A cantare il brano sono un gruppo di medici da tutta Italia, della (Fism), che nonostante il momento difficile, fra un turno e l'altro, hanno voluto invitare in musica gli italiani a restare a casa e regalare anche solo un momento di speranza

In un mondo che… fa paura ormai, noi ti aiuteremo sai… Tutto passerà, e sorriderai, noi ce la faremo, sì, lo vedrai. Adesso resta a casa, esci solo per la spesa, domani è un nuovo giorno…“. È l’inno contro il coronavirus scritto da Mogol sulle note de Il mio canto libero di Lucio Battisti. “L’idea – riferisce una nota della Federazione italiana delle Società medico scientifiche (Fism) – è stata quella di interpretare la canzone, ovviamente a distanza, mettendo a valore le capacità musicali di tanti professionisti delle corsie di tutta Italia per sottolineare come il difficile lavoro negli ospedali debba essere sostenuto dall’impegno di tutti.

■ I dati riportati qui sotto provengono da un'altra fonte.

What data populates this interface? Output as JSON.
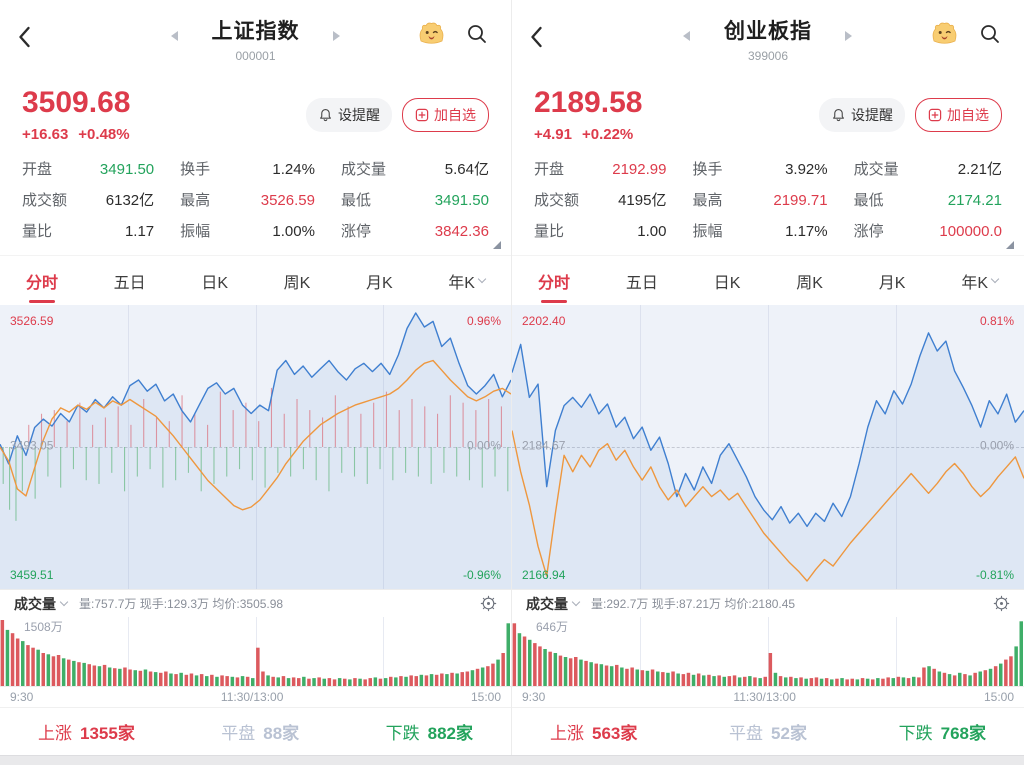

Ne è nato un vero e proprio inno che, pur nella fatica, non abbandona la speranza”. A cantare il brano sono un gruppo di medici da tutta Italia, della (Fism), che nonostante il momento difficile, fra un turno e l’altro, hanno voluto invitare in musica gli italiani a restare a casa e regalare anche solo un momento di speranza.